Welcome to AMMSA.COM, the news archive website for our family of Indigenous news publications.

Making up for lost time

Author

Lorna Olson, Windspeaker Contributor, Thunder Bay Ontario

Volume

12

Issue

21

Year

1995

A community responds to ritual abuse

Page 10

They came from across Canada, in the cold of late January: Survivors of residential school abuse, cult abuse, child sexual assault and ritual torture. They came to share their pain, and offer support to each other, at a conference held in Thunder Bay, Ont.

Ritual abuse is a combination of severe physical, sexual, psychological and spiritual abuse used systematically and in combination with symbols, ceremonies and/or groups activities that have a religious, magical or supernatural connotation. Victims are terrorized into silence by repetitive torture over time.

The Stone Angels are a group of women in Thunder Bay who have come to know each other because of the shared childhood experience of ritual abuse. They are committed to bringing ritual abuse out of the darkness of fear and silence, and into the light of knowing, and community healing.

The workshop was sponsored by the Faye Peterson Transition House, a crisis home in Thunder Bay.

"Women and children who access our services are supervisors of every type of abuse: physical, emotional, sexual, financial, childhood sexual and ritual abuse," said Peterson chairperson Nancy Lynch.

Stone Angels spokesperson Lynne Moss-Sharman said the core group is based

in Thunder Bay, but their networking has brought them into contact with abuse survivors throughout northwestern Ontario, Canada, and as far away as Britain and Australia.

"Also, we must ensure that proper training is provided for service providers, including Native crisis and support workers."

After Moss-Sharman wrote an article for the Globe and Mail, she began receiving

letters and calls from other survivors. As well, through word-of-mouth and from local service providers, more and more survivors contacted her.

She hopes the group will sponsor another workshop later this year, and is pushing for a provincial task force to investigate ritual abuse.

"In the meantime, we try and help survivors. The impact on survivors' lives must be done in the context of transition houses and abuse centres."

Among those she's spoken with are Micmac survivors from the Maritimes and Ojibway-Cree survivors. These included some who were subjected to the infamous electric chair at the Fort Albany residential school, where children were put into a converted barber chair and told they were getting a haircut; instead they were subjected to electric shock.

Among the conference speakers was Dr. Louis Million, co-author of Breaking The Silence, the Assembly of First Nations Report on abuse/torture in residential schools. A psychologist and therapist, Dr. Million has worked extensively in the addiction field, and with many abuse survivors.

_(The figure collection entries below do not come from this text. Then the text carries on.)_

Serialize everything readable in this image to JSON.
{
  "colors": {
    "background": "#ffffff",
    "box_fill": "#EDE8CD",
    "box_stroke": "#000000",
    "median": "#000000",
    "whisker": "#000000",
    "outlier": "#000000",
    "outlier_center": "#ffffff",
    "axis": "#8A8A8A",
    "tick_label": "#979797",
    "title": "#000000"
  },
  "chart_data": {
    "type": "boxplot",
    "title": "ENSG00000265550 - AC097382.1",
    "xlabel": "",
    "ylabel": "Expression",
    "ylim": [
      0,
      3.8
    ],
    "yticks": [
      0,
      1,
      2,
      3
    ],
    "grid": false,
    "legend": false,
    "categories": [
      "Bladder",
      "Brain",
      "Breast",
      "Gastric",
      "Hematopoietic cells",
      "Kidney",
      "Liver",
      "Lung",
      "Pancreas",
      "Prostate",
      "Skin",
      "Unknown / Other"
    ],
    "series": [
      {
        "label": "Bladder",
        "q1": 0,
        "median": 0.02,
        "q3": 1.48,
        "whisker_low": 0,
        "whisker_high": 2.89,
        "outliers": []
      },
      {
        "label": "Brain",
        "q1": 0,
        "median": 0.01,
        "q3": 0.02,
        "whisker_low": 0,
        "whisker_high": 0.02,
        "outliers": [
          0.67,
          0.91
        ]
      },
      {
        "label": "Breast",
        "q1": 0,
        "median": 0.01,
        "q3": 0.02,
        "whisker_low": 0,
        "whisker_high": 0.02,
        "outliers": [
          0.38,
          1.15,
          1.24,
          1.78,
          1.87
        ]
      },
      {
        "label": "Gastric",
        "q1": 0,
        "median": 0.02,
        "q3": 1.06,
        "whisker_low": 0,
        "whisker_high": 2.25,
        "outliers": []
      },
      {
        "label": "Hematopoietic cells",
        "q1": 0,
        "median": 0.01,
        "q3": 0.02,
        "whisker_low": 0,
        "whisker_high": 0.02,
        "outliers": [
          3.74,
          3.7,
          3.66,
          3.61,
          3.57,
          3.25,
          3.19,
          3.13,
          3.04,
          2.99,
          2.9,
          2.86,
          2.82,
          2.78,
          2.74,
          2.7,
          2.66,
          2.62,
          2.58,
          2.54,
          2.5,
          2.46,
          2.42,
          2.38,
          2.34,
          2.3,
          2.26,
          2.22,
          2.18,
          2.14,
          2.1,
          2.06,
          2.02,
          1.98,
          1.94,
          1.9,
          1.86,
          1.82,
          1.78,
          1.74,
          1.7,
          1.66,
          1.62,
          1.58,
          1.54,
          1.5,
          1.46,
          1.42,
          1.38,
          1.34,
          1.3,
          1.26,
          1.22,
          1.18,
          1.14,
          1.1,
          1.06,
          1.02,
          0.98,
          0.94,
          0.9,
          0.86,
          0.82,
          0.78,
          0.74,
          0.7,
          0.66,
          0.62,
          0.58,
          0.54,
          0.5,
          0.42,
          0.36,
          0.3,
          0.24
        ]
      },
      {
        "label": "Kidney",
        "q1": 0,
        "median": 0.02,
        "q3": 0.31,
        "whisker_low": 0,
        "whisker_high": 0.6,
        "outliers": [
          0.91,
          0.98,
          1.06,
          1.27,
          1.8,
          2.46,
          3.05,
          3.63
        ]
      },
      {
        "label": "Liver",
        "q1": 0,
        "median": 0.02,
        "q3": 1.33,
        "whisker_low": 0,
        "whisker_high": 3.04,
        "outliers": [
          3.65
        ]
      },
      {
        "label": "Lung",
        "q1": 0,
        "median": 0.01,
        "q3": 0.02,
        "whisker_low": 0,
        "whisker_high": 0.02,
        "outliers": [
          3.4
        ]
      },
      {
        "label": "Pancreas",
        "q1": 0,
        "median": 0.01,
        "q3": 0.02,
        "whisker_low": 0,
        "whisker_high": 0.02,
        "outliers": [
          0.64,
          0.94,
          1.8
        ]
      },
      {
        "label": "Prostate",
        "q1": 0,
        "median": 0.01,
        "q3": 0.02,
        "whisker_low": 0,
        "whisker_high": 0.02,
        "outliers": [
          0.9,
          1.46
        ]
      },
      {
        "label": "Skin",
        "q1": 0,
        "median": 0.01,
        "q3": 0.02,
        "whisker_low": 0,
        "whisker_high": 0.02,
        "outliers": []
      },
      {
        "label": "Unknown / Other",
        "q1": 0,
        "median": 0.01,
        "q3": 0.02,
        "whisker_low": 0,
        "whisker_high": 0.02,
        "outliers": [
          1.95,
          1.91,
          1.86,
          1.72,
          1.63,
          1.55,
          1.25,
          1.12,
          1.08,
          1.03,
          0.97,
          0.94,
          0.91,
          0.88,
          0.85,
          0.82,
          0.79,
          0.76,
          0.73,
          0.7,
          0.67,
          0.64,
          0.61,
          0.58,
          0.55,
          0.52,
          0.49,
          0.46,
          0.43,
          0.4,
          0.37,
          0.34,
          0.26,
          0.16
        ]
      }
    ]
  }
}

"Ritual abuse is not a term that has been generally used in Native communities up to this time; it has been more intergenerational abuse, or family violence," she said. "It's important that they are brining survivors together to help themselves and one another. I support this conference 100 per cent."

"If people want to talk about their experiences, loss of language, loss of parentcy for instance, at the residential schools, it's important that they talk to one a another." Million said. "The pain must come out - it's the way to healing for wounded children and adults, the way to recovery and health."

Sam is a ritual abuse survivor who attended residential school in McIntosh, near Kenora, Ont. and later in Fort Albany, near James Bay. He spent four years in the schools.

"My older brothers and sisters didn't allow my parents to send me until I was 10," he explained. With a limited English vocabulary, and separated from his older siblings, he found the loneliness and separation from his family truly terrible.

He noted that the remote communities which had residential schools were separated by religion as well as distance.

"For Albany was a Roman Catholic place, but there were Anglican towns, and others."

Abused by a Christian Brother at Fort Albany, Sam elt he was truly isolated from everyone and everything.

"I thought I was the only victim."

He found it difficult to express his feelings.

"It was easier to hide them; I suppressed the memory of those times for many years."

He refused to return to school, and in order to find his roots, he began working at home.

"I was searching for something. I learned about my responsibilities to my family.

I learned respect for the Elders in my community, and for my own culture.

Despite many problems, he has remained married to his wife Martha for 22 years.

"I find that today there is little commitment to family," he said.

Three years ago, Sam went to a treatment centre and began to search for the answers to his problems, and the source of a terrible anger he felt inside himself.

"I had to let go of the anger so I could learn to grow."

He listened to the Elders, and now travels and works as he continues to seek help for himself, while working with others to help them.

"The answers are all within me, and they are starting to surface as I work through levels and steps. What I tell people comes from the heart, from my own experiences."

He works in 10 communities, as director of social programs for the Tribal Council based in Longlac, in northern Ontario.

"In my own small way, I work with people; it's very important that I share the knowledge I've gained with others."